この本が書かれたのが2002年なので、もう10年以上前の話になるのですが、どれほど日本が世界の水準から離れていたのかを確認することができます。

外圧でしか変化をすることができない日本。それは黒船襲来から脈々と続くものなのかもしれません。会計や監査の分野でもその伝統は変わることがなく、バブル崩壊頃からすでに実態から離れた数値を示していた会計基準を、特定の企業を守るために日本全体を犠牲にして世界の信用を失っていくさまがリアルに描かれています。まさに現代版の鎖国です。

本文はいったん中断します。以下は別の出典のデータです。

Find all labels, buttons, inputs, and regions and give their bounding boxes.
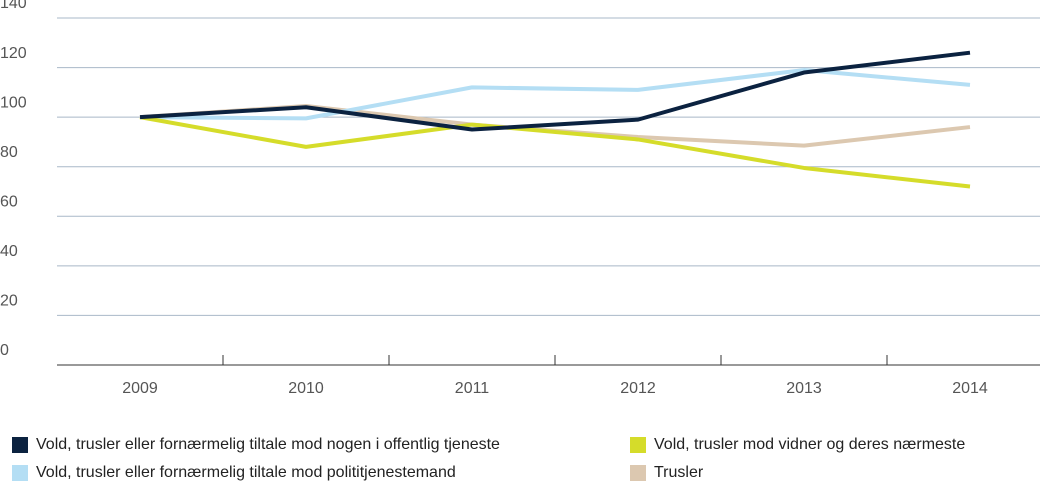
y-tick-label: 120 <box>0 45 27 62</box>
legend-swatch <box>12 465 28 481</box>
x-tick-label: 2014 <box>952 380 988 397</box>
x-tick-label: 2009 <box>122 380 158 397</box>
legend-label: Vold, trusler eller fornærmelig tiltale … <box>36 436 500 453</box>
legend-label: Trusler <box>654 464 704 481</box>
y-tick-label: 40 <box>0 243 18 260</box>
y-tick-label: 140 <box>0 0 27 12</box>
legend-swatch <box>630 437 646 453</box>
y-tick-label: 100 <box>0 94 27 111</box>
y-tick-label: 20 <box>0 293 18 310</box>
y-tick-label: 0 <box>0 342 9 359</box>
series-line <box>139 115 971 189</box>
x-tick-label: 2012 <box>620 380 656 397</box>
series-line <box>139 50 971 132</box>
legend-swatch <box>12 437 28 453</box>
legend-label: Vold, trusler eller fornærmelig tiltale … <box>36 464 456 481</box>
x-tick-label: 2013 <box>786 380 822 397</box>
x-tick-label: 2011 <box>455 380 490 397</box>
legend-label: Vold, trusler mod vidner og deres nærmes… <box>654 436 965 453</box>
y-tick-label: 60 <box>0 194 18 211</box>
series-line <box>139 68 971 121</box>
y-tick-label: 80 <box>0 144 18 161</box>
legend-swatch <box>630 465 646 481</box>
legend: Vold, trusler eller fornærmelig tiltale … <box>12 436 965 481</box>
x-tick-label: 2010 <box>288 380 324 397</box>
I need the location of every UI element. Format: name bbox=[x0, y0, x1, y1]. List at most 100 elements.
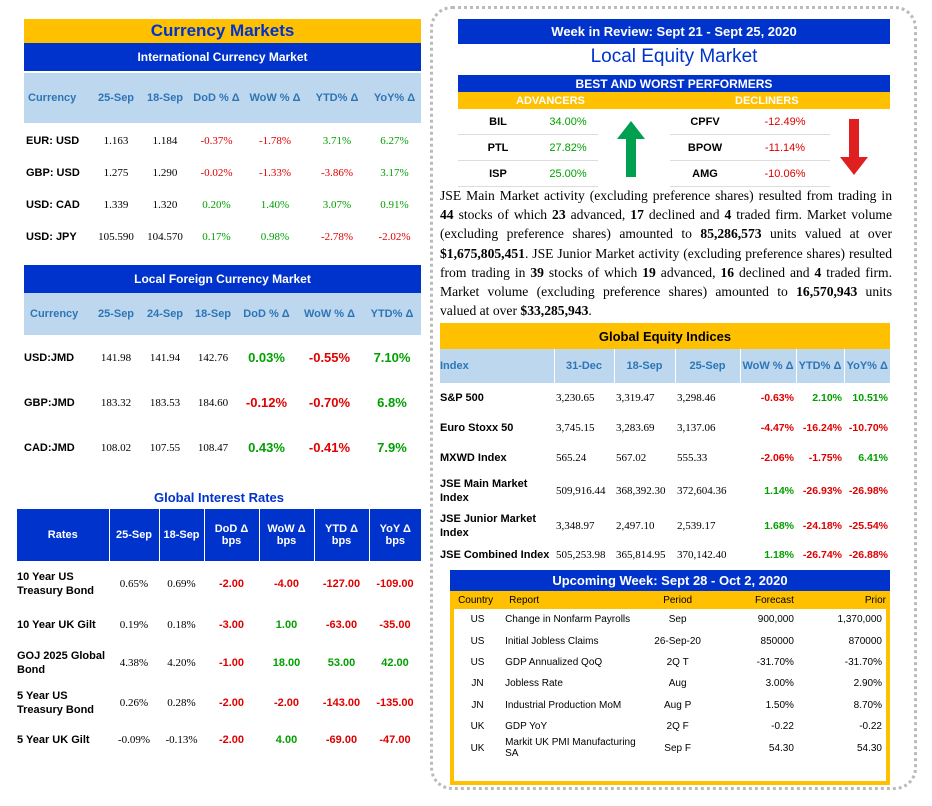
upcoming-cell: 1.50% bbox=[765, 699, 794, 711]
rates-value-cell: -0.09% bbox=[117, 734, 151, 746]
upcoming-cell: JN bbox=[471, 678, 484, 690]
decliner-ticker: AMG bbox=[692, 167, 718, 180]
index-value-cell: 10.51% bbox=[852, 392, 888, 404]
index-value-cell: -1.75% bbox=[808, 452, 842, 464]
down-arrow-icon bbox=[840, 119, 868, 175]
index-value-cell: 1.14% bbox=[764, 485, 794, 497]
intl-currency-table: Currency 25-Sep 18-Sep DoD % Δ WoW % Δ Y… bbox=[24, 73, 421, 253]
intl-header-cell: 25-Sep bbox=[97, 92, 135, 104]
index-name-cell: JSE Junior Market Index bbox=[440, 513, 536, 539]
rates-name-cell: 5 Year US Treasury Bond bbox=[17, 690, 95, 716]
rates-header-cell: 25-Sep bbox=[108, 509, 159, 561]
para-bold: 16,570,943 bbox=[796, 284, 858, 300]
para-text: declined and bbox=[734, 264, 815, 280]
upcoming-cell: 2.90% bbox=[853, 678, 882, 690]
intl-value-cell: -0.37% bbox=[200, 135, 233, 147]
rates-name-cell: 10 Year UK Gilt bbox=[17, 619, 96, 631]
rates-header-cell: YoY Δ bps bbox=[368, 509, 421, 561]
index-row: JSE Combined Index 505,253.98 365,814.95 37… bbox=[440, 543, 890, 567]
decliner-change: -12.49% bbox=[764, 115, 806, 128]
rates-row: 5 Year UK Gilt -0.09% -0.13% -2.00 4.00 -69.0… bbox=[17, 723, 421, 757]
upcoming-row: UK Markit UK PMI Manufacturing SA Sep F 54.… bbox=[454, 737, 886, 759]
rates-value-cell: -2.00 bbox=[273, 697, 300, 709]
index-value-cell: 2,539.17 bbox=[677, 520, 716, 532]
fx-value-cell: 7.9% bbox=[377, 440, 407, 455]
decliner-change: -10.06% bbox=[764, 167, 806, 180]
advancer-row: BIL 34.00% bbox=[458, 109, 598, 135]
intl-header-cell: YTD% Δ bbox=[315, 92, 359, 104]
indices-header-cell: WoW % Δ bbox=[740, 349, 797, 383]
upcoming-cell: -0.22 bbox=[771, 721, 794, 733]
index-value-cell: 555.33 bbox=[677, 452, 708, 464]
index-name-cell: JSE Main Market Index bbox=[440, 478, 528, 504]
rates-header-cell: DoD Δ bps bbox=[203, 509, 259, 561]
index-value-cell: 368,392.30 bbox=[616, 485, 666, 497]
intl-row: GBP: USD 1.275 1.290 -0.02% -1.33% -3.86% 3.17… bbox=[24, 157, 421, 189]
intl-value-cell: 1.163 bbox=[103, 135, 129, 147]
index-name-cell: JSE Combined Index bbox=[440, 549, 550, 561]
rates-value-cell: -1.00 bbox=[218, 657, 245, 669]
intl-value-cell: 6.27% bbox=[380, 135, 409, 147]
para-bold: 44 bbox=[440, 207, 454, 223]
intl-value-cell: 0.20% bbox=[202, 199, 231, 211]
upcoming-cell: -31.70% bbox=[844, 656, 882, 668]
intl-value-cell: 104.570 bbox=[147, 231, 183, 243]
advancers-label: ADVANCERS bbox=[516, 95, 585, 107]
upcoming-cell: US bbox=[470, 635, 485, 647]
advancer-ticker: PTL bbox=[487, 141, 509, 154]
upcoming-header-row: Country Report Period Forecast Prior bbox=[450, 591, 890, 609]
para-text: units valued at over bbox=[761, 226, 892, 242]
rates-value-cell: -135.00 bbox=[376, 697, 414, 709]
index-value-cell: -10.70% bbox=[848, 422, 888, 434]
advancer-row: PTL 27.82% bbox=[458, 135, 598, 161]
index-row: MXWD Index 565.24 567.02 555.33 -2.06% -1.75%… bbox=[440, 443, 890, 473]
fx-value-cell: -0.70% bbox=[308, 395, 351, 410]
intl-currency-title: International Currency Market bbox=[24, 43, 421, 71]
rates-value-cell: -2.00 bbox=[218, 697, 245, 709]
rates-value-cell: -4.00 bbox=[273, 578, 300, 590]
rates-value-cell: 1.00 bbox=[275, 619, 298, 631]
upcoming-cell: Sep bbox=[668, 614, 687, 626]
intl-header-row: Currency 25-Sep 18-Sep DoD % Δ WoW % Δ Y… bbox=[24, 73, 421, 123]
para-text: . JSE Junior Market activity (excluding … bbox=[440, 245, 892, 280]
upcoming-row: JN Industrial Production MoM Aug P 1.50% 8.7… bbox=[454, 695, 886, 716]
decliner-row: BPOW -11.14% bbox=[670, 135, 830, 161]
fx-value-cell: -0.41% bbox=[308, 440, 351, 455]
fx-currency-cell: CAD:JMD bbox=[24, 441, 75, 454]
index-value-cell: -26.88% bbox=[848, 549, 888, 561]
indices-header-cell: Index bbox=[440, 349, 555, 383]
rates-row: 10 Year US Treasury Bond 0.65% 0.69% -2.00 -… bbox=[17, 561, 421, 607]
upcoming-cell: 900,000 bbox=[757, 614, 794, 626]
intl-value-cell: -2.78% bbox=[320, 231, 354, 243]
intl-value-cell: 1.339 bbox=[103, 199, 129, 211]
intl-header-cell: Currency bbox=[28, 92, 77, 104]
rates-value-cell: 4.38% bbox=[119, 657, 149, 669]
fx-value-cell: 108.02 bbox=[100, 441, 132, 454]
index-name-cell: MXWD Index bbox=[440, 452, 507, 464]
intl-value-cell: 105.590 bbox=[98, 231, 134, 243]
upcoming-cell: 2Q F bbox=[666, 721, 689, 733]
upcoming-header-cell: Forecast bbox=[754, 594, 794, 606]
index-value-cell: -0.63% bbox=[760, 392, 794, 404]
indices-header-cell: 25-Sep bbox=[675, 349, 741, 383]
rates-value-cell: 42.00 bbox=[381, 657, 409, 669]
intl-value-cell: -1.78% bbox=[258, 135, 292, 147]
rates-name-cell: GOJ 2025 Global Bond bbox=[17, 650, 106, 676]
fx-value-cell: 142.76 bbox=[197, 351, 229, 364]
local-fx-header-row: Currency 25-Sep 24-Sep 18-Sep DoD % Δ Wo… bbox=[24, 293, 421, 335]
para-text: traded firm. Market volume (excluding pr… bbox=[440, 207, 892, 242]
index-value-cell: -2.06% bbox=[760, 452, 794, 464]
para-bold: 4 bbox=[814, 264, 822, 280]
advancer-change: 25.00% bbox=[549, 167, 587, 180]
upcoming-cell: Sep F bbox=[664, 742, 691, 754]
advancer-ticker: BIL bbox=[489, 115, 507, 128]
upcoming-cell: 1,370,000 bbox=[837, 614, 883, 626]
upcoming-cell: -0.22 bbox=[859, 721, 882, 733]
rates-value-cell: 4.00 bbox=[275, 734, 298, 746]
index-value-cell: -26.93% bbox=[802, 485, 842, 497]
upcoming-cell: 2Q T bbox=[666, 656, 689, 668]
upcoming-row: JN Jobless Rate Aug 3.00% 2.90% bbox=[454, 673, 886, 694]
index-name-cell: S&P 500 bbox=[440, 392, 484, 404]
upcoming-header-cell: Prior bbox=[864, 594, 886, 606]
indices-header-cell: 18-Sep bbox=[614, 349, 676, 383]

おかげで国際的な信用を失い、当然ながら国際的な統一ルールを作る場で主導権を握ることが出来ず、日本にとって少しでも利益になるようなことを盛り込むことができない、結局外国人が主導で作成したものを世界の信用を得るために受け入れるしかないという悪循環になっています。

この本で他にも読み取ることができるのは、上記にも書きましたが、特定の業界と政界とのつながりです。国民全員の税金がその特定の分野を守るためだけに使用され、結果としてその業界にもほんの少しの延命にしかつながらない。そんな無様な日本の実態を知ることができます。

僕は運よく北米に留学し、そこで偶然にも会計学に出会い、そのまま学習を続けることにとよって米国の公認会計士となりましたが、やはりまだまだそういう人は少数派で(だからこそ自分に希少性があって働かせていただいているのですが)、大多数の人にとってはグローバル化なんて実感がわかないことなのかもしれません。結局のところ、日本人は外圧がないと変われないのかもしれません。

書評なのにいきなりこんな話をするものアレですが、僕は大阪都構想の決定こそが日本が自ら大きく変化できることを示す最後のチャンスだと思っています。いきなりこんな話をするのもおかしいですが、この本に書いてあるどうしようもない延命を続ける日本と、どうしようもない延命を行っている大阪市を離して考えることができませんでした。

大阪都構想についてはいずれ(住民投票前までに)まとめて書きたいと思っています。ここは会計の本の書評なのでこのあたりで止めておきます。

この本からは、作者の日本の会計に対する気持ちが伝わってきます。新聞の社説を読んでいるようで文章自体が非常に読みやすく、たくさんの取材を通してきたことも感じることができ、さすが文章のプロだと思わせてくれます。

この本に関しては、2010年に書かれた完結編というものがあるようです。
読み終わった後、即座にAmazonで購入しました。早く続きが読みたいです。それほどまで、僕にとっては良い本でした。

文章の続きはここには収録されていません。